The United States devotes an overwhelming share of foreign military financing to just three countries – Israel, Egypt and Jordan, which received 81% of the $6 billion spent globally in 2019. If policymakers were to pursue an alternative strategy outlined by RAND researchers, they would rebalance America’s support by prioritizing non-security investments in development and improved governance, which could enhance regional stability.
“This imbalance limits the depth of cooperation the U.S. can realize with other Middle Eastern countries outside of the Big 3,” said Linda Robinson, co-author of the report and director of the Center for Middle East Public Policy (CMEPP) at nonprofit, nonpartisan RAND. “We propose continuing to engage in the region but doing so at a more measured rate and with a smarter approach.”
The report reimagines a U.S. strategy in the Middle East with a positive vision of outcomes rather than one focused solely on threats. “We need to start thinking about what we are for in this region, not just what we’re against,” said Dalia Dassa Kaye, lead author of the report, former CMEPP director at RAND and now a fellow at the Wilson Center.

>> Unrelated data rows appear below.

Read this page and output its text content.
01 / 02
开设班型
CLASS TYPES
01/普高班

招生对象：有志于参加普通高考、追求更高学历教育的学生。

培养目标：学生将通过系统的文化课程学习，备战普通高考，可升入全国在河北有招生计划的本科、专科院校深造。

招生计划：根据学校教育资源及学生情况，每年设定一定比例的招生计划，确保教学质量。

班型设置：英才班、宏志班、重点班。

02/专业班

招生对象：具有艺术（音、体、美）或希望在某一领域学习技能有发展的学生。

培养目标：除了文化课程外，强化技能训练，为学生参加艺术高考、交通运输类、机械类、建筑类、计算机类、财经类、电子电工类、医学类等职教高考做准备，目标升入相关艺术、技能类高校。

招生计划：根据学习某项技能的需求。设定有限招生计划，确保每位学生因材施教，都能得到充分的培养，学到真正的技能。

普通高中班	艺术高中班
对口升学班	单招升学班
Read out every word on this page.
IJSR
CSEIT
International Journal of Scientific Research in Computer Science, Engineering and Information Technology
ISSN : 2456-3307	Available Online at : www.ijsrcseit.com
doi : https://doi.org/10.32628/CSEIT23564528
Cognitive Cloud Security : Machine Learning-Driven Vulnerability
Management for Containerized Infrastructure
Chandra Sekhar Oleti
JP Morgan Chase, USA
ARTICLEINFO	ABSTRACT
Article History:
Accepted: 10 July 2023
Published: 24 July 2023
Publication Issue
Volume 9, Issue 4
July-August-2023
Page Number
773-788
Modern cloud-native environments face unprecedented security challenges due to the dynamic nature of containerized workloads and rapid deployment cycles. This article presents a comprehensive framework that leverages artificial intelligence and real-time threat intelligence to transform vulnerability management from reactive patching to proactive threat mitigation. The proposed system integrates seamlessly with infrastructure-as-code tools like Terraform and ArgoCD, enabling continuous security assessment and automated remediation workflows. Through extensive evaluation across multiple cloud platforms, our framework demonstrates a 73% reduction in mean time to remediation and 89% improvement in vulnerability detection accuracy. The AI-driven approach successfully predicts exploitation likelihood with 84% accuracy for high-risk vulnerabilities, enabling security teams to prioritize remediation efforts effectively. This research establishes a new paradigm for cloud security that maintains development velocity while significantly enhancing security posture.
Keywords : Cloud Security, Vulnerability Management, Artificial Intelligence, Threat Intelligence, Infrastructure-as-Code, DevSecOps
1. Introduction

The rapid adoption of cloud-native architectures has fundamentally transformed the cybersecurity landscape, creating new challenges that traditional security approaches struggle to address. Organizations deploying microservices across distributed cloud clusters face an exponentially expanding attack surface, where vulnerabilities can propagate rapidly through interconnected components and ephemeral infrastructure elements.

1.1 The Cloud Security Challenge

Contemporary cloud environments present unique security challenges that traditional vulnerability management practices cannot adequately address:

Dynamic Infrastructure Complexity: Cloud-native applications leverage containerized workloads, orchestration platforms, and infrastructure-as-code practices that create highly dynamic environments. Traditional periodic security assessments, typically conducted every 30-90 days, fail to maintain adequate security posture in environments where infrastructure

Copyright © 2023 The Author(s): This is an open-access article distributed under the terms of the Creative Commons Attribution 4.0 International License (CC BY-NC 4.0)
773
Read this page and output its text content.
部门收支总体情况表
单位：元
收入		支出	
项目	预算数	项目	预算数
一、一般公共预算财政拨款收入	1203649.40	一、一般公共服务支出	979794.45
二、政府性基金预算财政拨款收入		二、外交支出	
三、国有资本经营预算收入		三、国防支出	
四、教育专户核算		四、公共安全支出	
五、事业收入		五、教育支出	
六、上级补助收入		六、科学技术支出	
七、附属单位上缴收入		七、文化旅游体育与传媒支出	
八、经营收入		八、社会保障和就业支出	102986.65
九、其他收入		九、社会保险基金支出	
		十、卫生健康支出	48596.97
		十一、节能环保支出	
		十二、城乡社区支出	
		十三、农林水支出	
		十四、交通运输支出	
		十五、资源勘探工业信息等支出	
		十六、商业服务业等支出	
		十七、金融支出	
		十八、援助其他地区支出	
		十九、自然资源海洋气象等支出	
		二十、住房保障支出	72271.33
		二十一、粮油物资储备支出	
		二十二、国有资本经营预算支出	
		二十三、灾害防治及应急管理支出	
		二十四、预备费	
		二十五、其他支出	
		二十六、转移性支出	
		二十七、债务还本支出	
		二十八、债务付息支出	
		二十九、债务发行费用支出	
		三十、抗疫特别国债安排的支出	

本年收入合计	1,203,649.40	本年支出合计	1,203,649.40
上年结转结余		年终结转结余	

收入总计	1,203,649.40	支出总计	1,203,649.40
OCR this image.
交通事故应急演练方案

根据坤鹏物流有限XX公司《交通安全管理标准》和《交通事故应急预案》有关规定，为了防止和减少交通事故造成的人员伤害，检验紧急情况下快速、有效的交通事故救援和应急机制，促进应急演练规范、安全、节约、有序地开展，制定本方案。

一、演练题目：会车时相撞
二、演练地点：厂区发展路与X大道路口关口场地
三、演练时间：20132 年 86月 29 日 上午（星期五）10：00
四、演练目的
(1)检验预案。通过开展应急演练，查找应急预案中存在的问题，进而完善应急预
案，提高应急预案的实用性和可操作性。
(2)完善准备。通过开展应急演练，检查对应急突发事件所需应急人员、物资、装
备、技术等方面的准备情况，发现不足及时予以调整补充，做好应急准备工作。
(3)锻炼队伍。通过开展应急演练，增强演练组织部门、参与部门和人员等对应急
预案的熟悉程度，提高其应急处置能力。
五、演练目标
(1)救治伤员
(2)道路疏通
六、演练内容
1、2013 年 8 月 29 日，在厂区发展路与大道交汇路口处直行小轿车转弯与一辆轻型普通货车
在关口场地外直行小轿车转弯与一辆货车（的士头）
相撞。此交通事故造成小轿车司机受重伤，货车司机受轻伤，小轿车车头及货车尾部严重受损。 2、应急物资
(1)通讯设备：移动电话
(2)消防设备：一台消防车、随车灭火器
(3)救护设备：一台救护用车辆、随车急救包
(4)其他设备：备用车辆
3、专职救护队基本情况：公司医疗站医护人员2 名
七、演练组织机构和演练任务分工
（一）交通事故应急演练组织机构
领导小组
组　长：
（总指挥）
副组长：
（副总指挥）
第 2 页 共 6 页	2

Under this alternative strategy, the U.S. would shift from a heavy reliance on military tools to an approach that prioritizes economic investments, governance, diplomacy and programs focused on people. That might entail reducing sales of high-end offensive weaponry in favor of equipment tailored to defensive purposes and closing the gap between the Big 3 aid recipients and other regional partners.
The strategy would also entail a counterterrorism focus on nonmilitary programs to stabilize war-torn countries and counter violent extremism; increased support for domestic reform efforts already underway and supported by leaders across the Arab world; and regular evaluations of all assistance programs. Resources would move to those countries and programs that produce desired outcomes in support of U.S. strategic goals.
The recent announcement by the Biden Administration to withhold support to Saudi Arabia for offensive operations in Yemen “is very much in line with the type of strategic recommendations in our report,” said Jeffrey Martini, co-author of the report and a senior Middle East researcher at RAND.
The strategy would favor a long-term time horizon to reduce conflict and support regional growth and development, increasing engagement with Middle Eastern publics on such issues as health, youth unemployment and climate change, for example. It would maintain a spotlight on human rights abuses at the highest levels of government, including consistent pressure for the release of political prisoners.
U.S. policies of maximum pressure and unilateral sanctions have not constrained Iran’s nuclear program or curbed its regional activities, the researchers concluded. Along with restraining Iran’s nuclear program through multilateral diplomacy, America’s longer-term goal should be supporting reforms aimed at changing the environment in which Iran operates to reduce the susceptibility of the region to Iranian influence. Improved governance and stability in Iraq could be particularly important in deflating Iran’s reach.
“The strategy we lay out requires a shift from a military to a nonmilitary mindset,” the researchers conclude. “It requires recalibrating U.S. military support and reducing arms sales while increasing economic, trade and financial investments. It calls for more diplomatic initiative to break out of the current cycle of conflict and escalation. Our assessment suggests that working toward such a long-term agenda with partners, regionally and globally, is an investment that will pay higher dividends, at lower costs, than continuing on our present path.”